Eccoci sul massiccio del Pasubio versante trentino. Certamente il percorso in automobile è stato lungo (230 km), comunque siamo stati ben ripagati dalla spettacolare fioritura trovata che ci ha accompagnato per tutta la giornata. I panorami che spaziavano a 360° su tutte le cime ancora imbiancate, tra le più famose Carrè Alto, Dolomiti di Brenta, Marmolada, Cima D’asta, Pale di San Martino, Grappa e naturalmente i dirimpettai Pasubio, Carega e Baldo. Sosta sulla cima del Col Santo, per i pranzo al sacco, quindi scesi al rifugio Lancia con fermata per un veloce ristoro.
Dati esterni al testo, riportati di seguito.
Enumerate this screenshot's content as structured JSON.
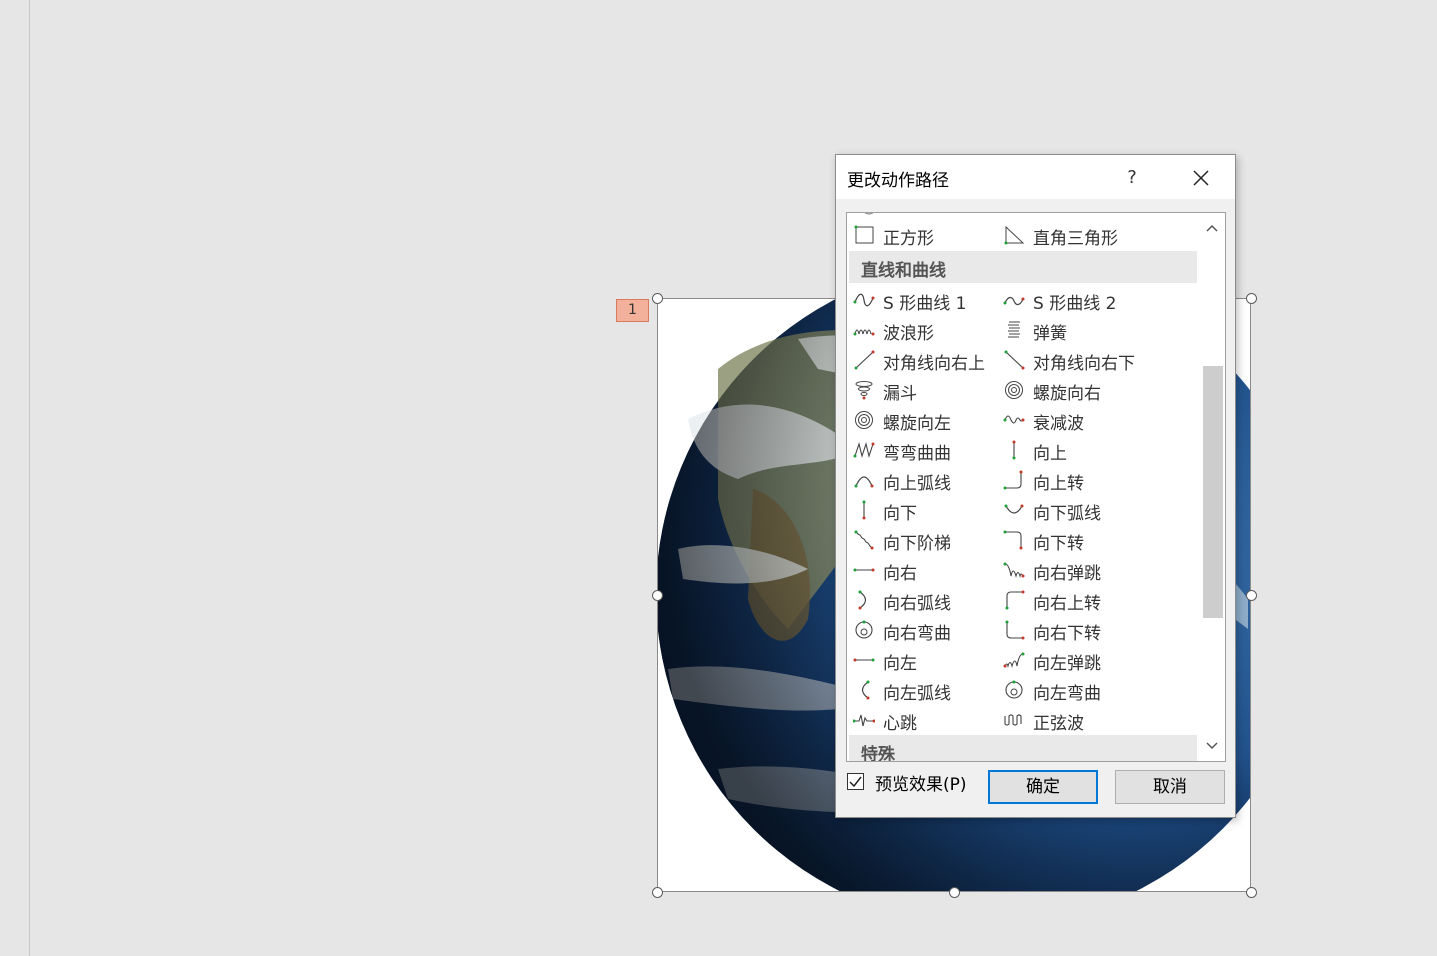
{
  "slide": {
    "animation_tag": "1"
  },
  "dialog": {
    "title": "更改动作路径",
    "help_label": "?",
    "preview": {
      "label": "预览效果(P)",
      "checked": true
    },
    "ok_label": "确定",
    "cancel_label": "取消"
  },
  "list": {
    "top_items": [
      "正方形",
      "直角三角形"
    ],
    "group_lines": "直线和曲线",
    "items": [
      "S 形曲线 1",
      "S 形曲线 2",
      "波浪形",
      "弹簧",
      "对角线向右上",
      "对角线向右下",
      "漏斗",
      "螺旋向右",
      "螺旋向左",
      "衰减波",
      "弯弯曲曲",
      "向上",
      "向上弧线",
      "向上转",
      "向下",
      "向下弧线",
      "向下阶梯",
      "向下转",
      "向右",
      "向右弹跳",
      "向右弧线",
      "向右上转",
      "向右弯曲",
      "向右下转",
      "向左",
      "向左弹跳",
      "向左弧线",
      "向左弯曲",
      "心跳",
      "正弦波"
    ],
    "group_special": "特殊"
  },
  "colors": {
    "accent": "#0078d7",
    "path_start": "#1f9e3a",
    "path_end": "#c0392b",
    "tag": "#f3b09b"
  }
}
Ripartiti prendiamo il sentiero che per un breve tratto sale portandoci in pochi minuti nell’amena Alpe Alba, tra pascoli punteggiati qua e la con le sue caratteristiche costruzioni in pietra ricavate da ex ricoveri della grande guerra, arrivando alle auto verso le 15,30 dopo sei ore d’escursione.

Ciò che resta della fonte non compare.